The worst part of poetry is trying to make everything rhyme. With the amount of time I pine bending lines to make them mine and fine, sublime - sorry for the slants but I'm needing to do a lot more productive ****. ...but instead I sit and craft witty Pity-inducing stories of my worries, of my mind. My poems.
The worst part of poetry is the vocabulary. Should I write this like a novel or more like a train of thought? My brain is pumping raw ideas my heart is thumping words I see as honest, authentic - messy. How do I make my feelings more appealing to a crowd, to a person sitting in a room looking through an online blog of poetry?
The worst part of poetry is getting stuck. Writing a really good line and waiting... for the next... ...good line.
The worst part of poetry is metaphors. ******* it, how many times can I liken your smile to a sunrise, say your presence is an ice cream cone and a warm fire all at once on a mid-summer night, or describe how many different kinds of scars your absence leaves?

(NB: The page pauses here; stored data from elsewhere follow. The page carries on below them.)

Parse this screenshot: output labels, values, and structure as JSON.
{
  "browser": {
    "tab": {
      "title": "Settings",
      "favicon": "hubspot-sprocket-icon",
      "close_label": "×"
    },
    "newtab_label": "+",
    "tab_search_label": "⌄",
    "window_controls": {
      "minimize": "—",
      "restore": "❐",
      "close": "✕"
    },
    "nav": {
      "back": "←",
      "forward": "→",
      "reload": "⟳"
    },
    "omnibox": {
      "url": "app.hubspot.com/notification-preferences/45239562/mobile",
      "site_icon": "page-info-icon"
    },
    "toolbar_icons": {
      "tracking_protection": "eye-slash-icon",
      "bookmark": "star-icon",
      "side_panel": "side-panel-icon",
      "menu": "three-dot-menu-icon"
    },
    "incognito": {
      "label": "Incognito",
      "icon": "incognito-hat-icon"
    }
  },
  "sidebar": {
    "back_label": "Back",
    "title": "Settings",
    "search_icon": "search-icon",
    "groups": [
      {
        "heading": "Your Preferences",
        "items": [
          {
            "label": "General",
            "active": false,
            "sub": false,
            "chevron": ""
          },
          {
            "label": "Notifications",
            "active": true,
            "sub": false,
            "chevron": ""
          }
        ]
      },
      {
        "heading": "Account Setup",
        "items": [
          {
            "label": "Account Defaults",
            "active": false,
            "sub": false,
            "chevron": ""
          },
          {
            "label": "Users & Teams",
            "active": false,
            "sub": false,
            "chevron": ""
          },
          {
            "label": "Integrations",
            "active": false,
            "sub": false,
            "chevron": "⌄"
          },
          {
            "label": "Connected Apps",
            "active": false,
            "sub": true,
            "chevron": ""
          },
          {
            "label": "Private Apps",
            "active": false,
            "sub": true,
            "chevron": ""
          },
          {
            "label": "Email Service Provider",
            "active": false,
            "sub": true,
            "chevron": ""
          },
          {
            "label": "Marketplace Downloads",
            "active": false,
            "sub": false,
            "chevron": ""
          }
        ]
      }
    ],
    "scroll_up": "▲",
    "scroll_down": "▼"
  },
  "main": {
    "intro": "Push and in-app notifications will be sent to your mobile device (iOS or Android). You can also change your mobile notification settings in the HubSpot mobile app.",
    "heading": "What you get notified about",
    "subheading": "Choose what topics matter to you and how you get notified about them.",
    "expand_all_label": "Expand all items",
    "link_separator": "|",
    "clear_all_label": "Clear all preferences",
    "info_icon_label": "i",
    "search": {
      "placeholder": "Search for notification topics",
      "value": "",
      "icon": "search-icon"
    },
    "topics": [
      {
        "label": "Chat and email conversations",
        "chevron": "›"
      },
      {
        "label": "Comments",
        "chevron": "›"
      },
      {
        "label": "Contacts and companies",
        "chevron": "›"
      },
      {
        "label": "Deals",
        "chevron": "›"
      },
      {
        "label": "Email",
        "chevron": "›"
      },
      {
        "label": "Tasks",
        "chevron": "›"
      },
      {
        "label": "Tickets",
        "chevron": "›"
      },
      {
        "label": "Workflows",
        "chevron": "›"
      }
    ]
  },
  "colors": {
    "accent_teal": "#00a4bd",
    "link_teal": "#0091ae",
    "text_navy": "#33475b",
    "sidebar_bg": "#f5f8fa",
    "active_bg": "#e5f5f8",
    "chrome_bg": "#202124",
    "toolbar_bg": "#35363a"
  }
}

The worst part of poetry is how it makes ideas out of people, makes them so much bigger and so much thinner than they are, fits their hearts into simple charts saying, "This is her mark. This is his work. I have put it into a poem. I have made them art." But the worst part of art is it can only get at parts - all we can do is one point of view. You will never paint me and I will never paint you completely.
Reality is not poetry. The worst part of poetry is it's just like us: Trying line by line to get at least something right.